The ruling would affect young Americans like 28-year-old Ramy Ahmed, who is one of the 16 million people who the Department of Education approved for loan forgiveness. None of those borrowers have received aid because of the legal challenges. Ahmed currently owes some $30,000 in student loans, and could see up to $20,000 wiped away should Biden’s loan relief plan persevere.

Even though Ahmed considers himself fortunate to work in a high-paying profession as an account executive, he says he’s “barely scratching the surface” when it comes to paying off his loans. “I’m at an age right now where I’m trying to develop a financial nest. And if I just have to pay more out of pocket every month… then that’s just gonna make all the other financial decisions I make tougher,” Ahmed tells TIME.

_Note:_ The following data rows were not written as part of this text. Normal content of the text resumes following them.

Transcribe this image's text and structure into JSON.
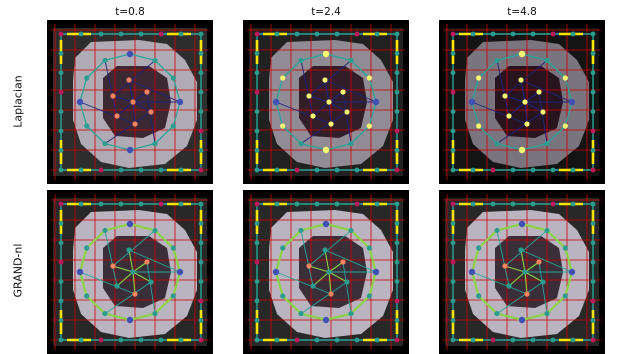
{
  "column_titles": [
    "t=0.8",
    "t=2.4",
    "t=4.8"
  ],
  "row_labels": [
    "Laplacian",
    "GRAND-nl"
  ],
  "colors": {
    "background": "#000000",
    "grid_line": "#d10000",
    "node_teal": "#2a9d8f",
    "node_magenta": "#c2185b",
    "node_orange": "#f4845f",
    "node_yellow": "#f9f871",
    "node_blue": "#3f51b5",
    "edge_teal": "#26a69a",
    "edge_green": "#8bd346",
    "edge_yellow": "#ffe600",
    "edge_navy": "#1a237e"
  }
}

Experts such as Genevieve Bonadies Torres, the associate director of the educational opportunities project at the Lawyers’ Committee for Civil Rights Under Law, warn that the consequences of the Supreme Court striking down Biden’s loan relief plan will be disproportionately felt by people of color.

“The compounding effects of those harms will mean that groups won’t be able to get on proper footing for a thriving economy and have the educational opportunities that they need and deserve,” Torres tells TIME. “It will result in exacerbating the racial disparities, that were both rooted in a pandemic and also predated the pandemic.”

Cases during this term are normally resolved around June and July, but since the justices decided to expedite the loan forgiveness cases, there is a possibility an opinion could be released before then.